Now, say since I ended up picking the general area around Richland Avenue, I could drop a marker on Building 21 on The Ridges. This is being done with addMarkers and the popup is basically reflecting what should be displayed when someone clicks on this marker.

m2 <- leaflet() %>% setView(lat = 39.322577, lng = -82.106336, zoom = 15) %>% 
    addMarkers(lat = 39.319984, lng = -82.107084, popup = c("The Ridges, Building 21")) %>% 
    addTiles() %>% setMapWidgetStyle() %>% frameWidget(height = "275")
# saveWidget(m2, 'leaflet2.html')
m2

RStudio webinars

The fantastic team at RStudio runs free webinar that are often very helpful so be sure to signup with your email.
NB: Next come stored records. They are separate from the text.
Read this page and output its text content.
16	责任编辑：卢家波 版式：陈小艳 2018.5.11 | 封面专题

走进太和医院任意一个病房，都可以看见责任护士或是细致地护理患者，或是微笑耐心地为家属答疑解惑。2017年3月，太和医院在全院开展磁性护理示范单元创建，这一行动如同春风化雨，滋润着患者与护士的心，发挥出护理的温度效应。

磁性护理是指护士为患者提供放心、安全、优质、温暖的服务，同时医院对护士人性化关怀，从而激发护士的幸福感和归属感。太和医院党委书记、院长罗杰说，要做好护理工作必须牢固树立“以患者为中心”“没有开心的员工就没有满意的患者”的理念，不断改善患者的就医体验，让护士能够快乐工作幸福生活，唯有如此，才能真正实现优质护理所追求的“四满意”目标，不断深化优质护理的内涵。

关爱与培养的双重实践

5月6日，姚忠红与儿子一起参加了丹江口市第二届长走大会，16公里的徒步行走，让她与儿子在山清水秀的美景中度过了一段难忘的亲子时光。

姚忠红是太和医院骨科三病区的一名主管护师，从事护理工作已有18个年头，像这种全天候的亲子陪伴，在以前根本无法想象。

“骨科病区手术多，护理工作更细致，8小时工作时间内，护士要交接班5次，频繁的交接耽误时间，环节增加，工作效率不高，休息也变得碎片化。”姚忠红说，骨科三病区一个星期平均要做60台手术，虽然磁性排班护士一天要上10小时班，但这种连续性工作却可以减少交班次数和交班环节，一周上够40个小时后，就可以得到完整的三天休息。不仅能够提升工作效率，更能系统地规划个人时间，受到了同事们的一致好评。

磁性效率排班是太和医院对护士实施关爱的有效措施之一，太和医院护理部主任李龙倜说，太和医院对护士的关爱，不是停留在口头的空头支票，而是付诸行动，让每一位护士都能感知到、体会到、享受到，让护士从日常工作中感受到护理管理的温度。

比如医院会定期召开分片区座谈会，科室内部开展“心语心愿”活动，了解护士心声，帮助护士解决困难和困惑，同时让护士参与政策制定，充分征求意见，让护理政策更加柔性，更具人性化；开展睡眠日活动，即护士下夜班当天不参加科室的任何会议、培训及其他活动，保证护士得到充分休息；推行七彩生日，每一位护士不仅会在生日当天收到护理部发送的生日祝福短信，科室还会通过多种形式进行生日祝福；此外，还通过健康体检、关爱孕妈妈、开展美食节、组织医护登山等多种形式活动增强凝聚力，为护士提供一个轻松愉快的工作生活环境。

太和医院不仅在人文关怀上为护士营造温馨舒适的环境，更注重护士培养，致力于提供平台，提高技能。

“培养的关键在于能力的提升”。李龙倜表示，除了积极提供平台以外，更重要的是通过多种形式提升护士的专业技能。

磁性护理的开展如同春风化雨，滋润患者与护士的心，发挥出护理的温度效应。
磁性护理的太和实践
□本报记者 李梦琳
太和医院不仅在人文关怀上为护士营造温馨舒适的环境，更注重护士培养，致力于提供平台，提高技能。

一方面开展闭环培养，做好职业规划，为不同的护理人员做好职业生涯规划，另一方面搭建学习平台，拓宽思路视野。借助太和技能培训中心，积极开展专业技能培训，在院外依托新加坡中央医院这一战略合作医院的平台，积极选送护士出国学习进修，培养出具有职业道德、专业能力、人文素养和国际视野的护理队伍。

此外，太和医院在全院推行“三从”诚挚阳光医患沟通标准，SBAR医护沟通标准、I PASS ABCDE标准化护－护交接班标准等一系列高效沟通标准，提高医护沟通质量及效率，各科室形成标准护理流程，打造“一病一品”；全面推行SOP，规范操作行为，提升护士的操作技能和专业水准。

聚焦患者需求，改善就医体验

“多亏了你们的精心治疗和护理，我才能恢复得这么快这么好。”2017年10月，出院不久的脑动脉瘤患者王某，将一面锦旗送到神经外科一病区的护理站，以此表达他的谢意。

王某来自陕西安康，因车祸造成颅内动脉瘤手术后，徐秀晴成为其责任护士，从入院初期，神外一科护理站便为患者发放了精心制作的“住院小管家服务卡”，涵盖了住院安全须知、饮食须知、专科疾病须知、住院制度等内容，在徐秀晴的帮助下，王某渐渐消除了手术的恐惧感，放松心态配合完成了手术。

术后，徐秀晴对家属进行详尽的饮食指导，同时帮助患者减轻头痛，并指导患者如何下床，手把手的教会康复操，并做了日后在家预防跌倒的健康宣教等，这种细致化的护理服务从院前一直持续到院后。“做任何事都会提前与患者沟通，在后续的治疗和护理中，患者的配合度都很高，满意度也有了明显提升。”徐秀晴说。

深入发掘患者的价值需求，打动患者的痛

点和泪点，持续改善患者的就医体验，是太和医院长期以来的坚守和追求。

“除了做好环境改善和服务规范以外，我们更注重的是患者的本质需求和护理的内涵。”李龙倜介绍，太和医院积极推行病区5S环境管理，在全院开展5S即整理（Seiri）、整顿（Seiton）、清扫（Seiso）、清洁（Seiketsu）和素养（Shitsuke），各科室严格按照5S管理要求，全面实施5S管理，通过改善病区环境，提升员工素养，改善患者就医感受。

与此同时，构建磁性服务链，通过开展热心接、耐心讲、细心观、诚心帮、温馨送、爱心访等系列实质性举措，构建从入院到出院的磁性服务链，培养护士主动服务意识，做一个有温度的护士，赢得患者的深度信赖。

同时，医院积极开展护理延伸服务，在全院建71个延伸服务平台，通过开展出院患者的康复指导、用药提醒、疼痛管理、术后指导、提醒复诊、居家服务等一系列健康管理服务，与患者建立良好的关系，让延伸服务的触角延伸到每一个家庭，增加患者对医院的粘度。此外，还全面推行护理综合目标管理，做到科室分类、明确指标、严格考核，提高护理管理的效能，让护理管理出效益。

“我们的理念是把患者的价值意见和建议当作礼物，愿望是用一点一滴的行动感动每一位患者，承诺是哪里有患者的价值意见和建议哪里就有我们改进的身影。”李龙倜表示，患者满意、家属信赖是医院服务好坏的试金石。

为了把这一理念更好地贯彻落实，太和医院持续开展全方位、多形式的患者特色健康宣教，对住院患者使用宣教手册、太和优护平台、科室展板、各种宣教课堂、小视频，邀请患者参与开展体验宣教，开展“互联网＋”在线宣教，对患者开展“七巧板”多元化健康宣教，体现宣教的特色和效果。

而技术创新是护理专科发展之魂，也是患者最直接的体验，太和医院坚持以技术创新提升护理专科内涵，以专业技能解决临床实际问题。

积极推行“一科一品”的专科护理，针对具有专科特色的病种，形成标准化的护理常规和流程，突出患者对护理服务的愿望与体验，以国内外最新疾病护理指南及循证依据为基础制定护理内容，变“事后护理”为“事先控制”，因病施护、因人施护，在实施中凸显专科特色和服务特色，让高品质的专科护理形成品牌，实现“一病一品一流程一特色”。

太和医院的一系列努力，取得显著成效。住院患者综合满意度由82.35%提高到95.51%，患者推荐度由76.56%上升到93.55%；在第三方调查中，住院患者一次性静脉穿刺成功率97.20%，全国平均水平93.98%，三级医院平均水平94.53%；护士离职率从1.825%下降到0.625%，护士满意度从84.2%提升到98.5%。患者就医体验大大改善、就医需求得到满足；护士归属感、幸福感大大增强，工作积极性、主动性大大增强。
Here are some video recodgins of webinars that are relevant to what we have covered so far.


Exercises for practice

Ex. 1: Creating and knitting a new RMarkdown file

Open a fresh session by launching RStudio and then running File -> Open Project...

Give it a title, your name as the author, and then save it with in code with the following name: m1ex1.Rmd

Delete all content after the following code chunk

Add this level 1 heading The Starwars Data and then insert your first code chunk exactly as shown below

library(dplyr)
data(starwars)
str(starwars)

Add this level 2 heading Character Heights and Weights and then your second code chunk

plot(starwars$height, plot$mass)

Now knit this file to html

Ex. 2: Lorem Ipsum paragraphs and graphs

Go to this website and generate five Lorem Ipsum placeholder text paragraphs

  • para 1: must have level 1 heading
  • para 2: must have level 2 heading
  • para 3: must have level 3 heading
  • para 4: must have level 4 heading
  • para 5: must have level 5 heading

Using the starwars data, create five code chunks, one after each paragraph

  • Each code chunk will have the same R code (see below)
plot(starwars$height, plot$mass)

Now knit this file to html

Ex. 3: Reading in three data files

Create a new RMarkdown file that is blank after the initial setup code chunk

Insert a code chunk that reads in both these files found on the web

  • http://www.stata.com/data/jwooldridge/eacsap/mroz.dta
  • http://calcnet.mth.cmich.edu/org/spss/V16_materials/DataSets_v16/airline_passengers.sav

In a follow-up code chunk, run the summary() command on each data-set

In a separate code chunk, read in this dataset after you download it and save the unzipped file in your data folder.

  • The variable gender has the following codes: Zero = unknown; 1 = male; 2 = female
  • Use this coding scheme to convert gender into a factor with these value labels

In a follow-up chunk run both the following commands on this data-set

  • names()
  • str()
  • summary()

In a final chunk, run the commands necessary to save each of the three data-sets as separate RData files. Make sure you save them in your data folder.

Now knit the complete Rmd file to html

Ex. 4: Knitting with prettydoc

I’d like you to use a specific R Markdown format because the resulting html files are very readable

You had installed the prettydoc package so now create a prettydoc Rmd file as shown below:

Now take all the text and code chunk you created in Ex. 3 and insert it in this file. Make sure you add a title, etc in the YAML and then knit the file to html

You can play with the theme: and highlight: fields, choosing from the options displayed here

You should consider using the prettydoc format unless you want to experiment with other R Markdown templates in RStudio.